In “Bibliocircuitry and the Design of the Alien Everyday,” Hancock et al. specifically address the interconnectivity between the realms of conceptual design and hands-on, material-focused humanities research in their work on reflective design, a term developed by designer Donald Norman, which they apply to bibliography and textual studies. They utilize this experimental method specifically to defamiliarize the materiality of the book to explore the codex as transmuted from its typical material form.[1] Linking design to DH, they assert:

“Reflective design complements the recent emphasis on critical making[2] in the digital humanities: the embodying of ideas or arguments in things. Ian Bogost’s carpentry,[3] Wolfgang Ernst’s media archaeology,[4] and Bruce Sterling’s design fiction[5] are all significant disciplinary touchstones. Part of the human-centered design philosophy of Donald Norman, reflective design foregrounds critical investigation over usability.”[6]


Reflective design is one concept among many similar others based on the conceptual, hands-on exploration of the material form, and bibliocircuitry, one iteration of this cross-disciplinary practice.[7]  

Similarly, making within academic fields, specifically (digital) humanities, is just as complex and nuanced, some aspects of which I discuss in more detail throughout this project. Making is not far off from design (i.e. as a form of creative fabrication), but presents perhaps a different, yet interconnected, set of historical and social connotations. The most compelling critiques of making come by way of the more specific critique of maker culture or the mainstream maker movement, and by extension, the dangers of their entry into education.
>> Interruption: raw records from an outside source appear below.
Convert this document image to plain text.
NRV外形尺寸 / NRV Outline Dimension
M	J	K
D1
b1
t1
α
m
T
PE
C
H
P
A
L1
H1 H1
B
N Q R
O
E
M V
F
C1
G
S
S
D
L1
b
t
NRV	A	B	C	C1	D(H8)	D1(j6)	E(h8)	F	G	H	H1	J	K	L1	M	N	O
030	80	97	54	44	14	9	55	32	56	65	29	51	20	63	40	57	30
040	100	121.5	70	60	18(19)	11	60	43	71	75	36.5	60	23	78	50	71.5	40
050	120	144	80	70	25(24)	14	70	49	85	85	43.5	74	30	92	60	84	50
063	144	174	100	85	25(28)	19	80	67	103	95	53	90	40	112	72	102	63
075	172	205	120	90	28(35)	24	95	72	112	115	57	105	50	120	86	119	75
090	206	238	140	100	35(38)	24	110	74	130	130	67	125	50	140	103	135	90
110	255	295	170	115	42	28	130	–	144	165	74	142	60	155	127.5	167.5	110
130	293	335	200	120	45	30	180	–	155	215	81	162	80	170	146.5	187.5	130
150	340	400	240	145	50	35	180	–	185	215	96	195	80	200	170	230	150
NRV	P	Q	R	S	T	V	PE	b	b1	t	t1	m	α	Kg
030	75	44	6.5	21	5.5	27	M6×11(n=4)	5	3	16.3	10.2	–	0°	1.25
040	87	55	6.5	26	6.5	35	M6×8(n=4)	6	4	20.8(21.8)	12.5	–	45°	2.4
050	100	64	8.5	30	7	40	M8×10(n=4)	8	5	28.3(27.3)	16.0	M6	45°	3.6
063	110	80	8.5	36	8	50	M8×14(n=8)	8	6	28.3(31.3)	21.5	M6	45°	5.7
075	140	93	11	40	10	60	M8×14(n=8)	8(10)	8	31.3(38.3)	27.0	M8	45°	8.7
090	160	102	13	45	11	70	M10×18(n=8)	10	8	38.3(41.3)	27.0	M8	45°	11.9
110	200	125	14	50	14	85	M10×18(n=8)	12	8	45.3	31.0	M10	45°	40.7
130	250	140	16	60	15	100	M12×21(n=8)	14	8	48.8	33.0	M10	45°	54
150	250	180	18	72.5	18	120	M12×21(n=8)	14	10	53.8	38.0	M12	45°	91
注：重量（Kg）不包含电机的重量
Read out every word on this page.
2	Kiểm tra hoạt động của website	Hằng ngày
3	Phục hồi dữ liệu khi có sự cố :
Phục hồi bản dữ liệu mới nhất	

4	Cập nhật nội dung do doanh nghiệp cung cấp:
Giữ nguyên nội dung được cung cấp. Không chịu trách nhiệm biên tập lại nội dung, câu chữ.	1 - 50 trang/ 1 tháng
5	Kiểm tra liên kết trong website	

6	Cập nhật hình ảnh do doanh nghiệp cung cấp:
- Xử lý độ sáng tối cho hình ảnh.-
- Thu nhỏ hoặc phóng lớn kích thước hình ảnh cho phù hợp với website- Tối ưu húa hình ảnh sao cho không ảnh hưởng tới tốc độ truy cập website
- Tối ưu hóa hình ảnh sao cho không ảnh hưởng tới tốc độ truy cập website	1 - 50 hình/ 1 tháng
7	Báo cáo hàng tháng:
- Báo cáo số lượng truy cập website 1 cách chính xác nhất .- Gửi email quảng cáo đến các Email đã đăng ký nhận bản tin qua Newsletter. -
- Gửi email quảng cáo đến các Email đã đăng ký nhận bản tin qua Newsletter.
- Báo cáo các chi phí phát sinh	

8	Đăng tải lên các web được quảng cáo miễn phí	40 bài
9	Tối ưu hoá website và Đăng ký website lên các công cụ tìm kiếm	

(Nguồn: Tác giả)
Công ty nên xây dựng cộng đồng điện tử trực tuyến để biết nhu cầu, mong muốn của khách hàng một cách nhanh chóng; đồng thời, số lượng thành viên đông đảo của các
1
Despite this, making can be and often is used within humanities frameworks to attempt to learn more about the material world as a way to identify hegemonic, often oppressive, mechanisms—a step required in the process to later remake the material world for the “better”—and, indeed, as a form of unmaking. For example, Hancock et al. suggest that reflective design is a method to transform the authors into “creative agents of change:” “…it is what helps us discover fault lines in the objects, artifacts, or systems being explored […] and in doing so allows us to imagine them otherwise: to see them as alterable rather than immutable; as possibility spaces rather than rigid, inherited structures.”[8]

Design scholar and practitioner Anthony Dunne (whose work is discussed in more detail in the "speculative making" pop-out note above) suggests that design practice and research may “improve the quality of our relationship to the artificial environment […] to be subverted for more socially beneficial ends.”[9] Opening up the black box, whatever the obfuscated item may be, lets the light in to reveal the inner-workings, and empowers us to look inside to then remake through iteration. These modes of exploration may help us not only uncover that which needs re-designing, but also, the means in which to do so.

As I have hoped to make clear by now, naming matters. Naming materializes through and around classification and is a significant aspect of the ideological development of these projects. The larger context of speculative and making provides a set of tools to classify, distinguish, and situate the spectrum of approaches drawing from these concepts. The terms practitioners select to identify themselves and their projects and practices define the work perhaps just as much as the work itself, often revealing the motivations, context, goals, and conceptual framings of the works, which in turn provides insight to how we might interpret or understand them.

Though fleshLAB is certainly an act of speculative making, it is also, perhaps more broadly, an act of scholarly making. I prefer scholarly making as an umbrella term for its ability to include multiple academic branches, namely research, scholarship, and pedagogy. Scholarly making names research that centers hands-on, material explorations utilized for its unique epistemological value in research, and is enacted not only after the object of study is created, but also during. It redefines knowledge production that “counts” as scholarship beyond the academic article or book.[10] It is also useful to identify how making might be detached from its connotations to the maker movement, and the critiques of its uncritical adoption as defined above, and redefined accordingly. Finally, and more broadly, it suggests an additional mode of working within the material humanities. I, like Borges, wonder what might be revealed when we make books that are labyrinths and labyrinths that are books.
 

[1] Charity Hancock et al., “Bibliocircuitry and the Design of the Alien Everyday,” Textual Cultures: Text, Contexts, Interpretation 8, no. 1 (2013): 75.
[2] Hypertext links are used throughout this text. Instead of reproducing the hyperlinks within the quotation, I will maintain the URLs here as footnotes as they were embedded into the original. Link: http://www.cbc.ca/spark/2012/03/full-interview-matt-ratto-on-critical-making/.
[3] Link: http://www.bogost.com/blog/carpentry_vs_art_whats_the_dif.shtml.
[4] Link: http://www.amazon.com/What-Media-Archaeology-Jussi-Parikka/dp/0745650260.
[5] Link: http://www.slate.com/blogs/future_tense/2012/03/02/bruce_sterling_on_design_fictions_.html.
[6] Hancock et al., “Bibliocircuitry and the Design of the Alien Everyday,” 75.
[7] Ibid., 79.
[8] Ibid., 76, emphasis added.
[9] Anthony Dunne, Hertzian Tales: Electronic Products, Aesthetic Experience, and Critical Design (Cambridge: MIT, 2008), xvi.
[10] Bill Endres also discusses this issue in relation to academic employment practices, specifically tenure and promotion. See: Bill Endres, “A Literacy of Building: Making in the Digital Humanities,” in Making Things and Drawing Boundaries: Experiments in the Digital Humanities, ed. Jentery Sayers, Debates in the Digital Humanities (Minneapolis: University of Minnesota, 2017), 44–54.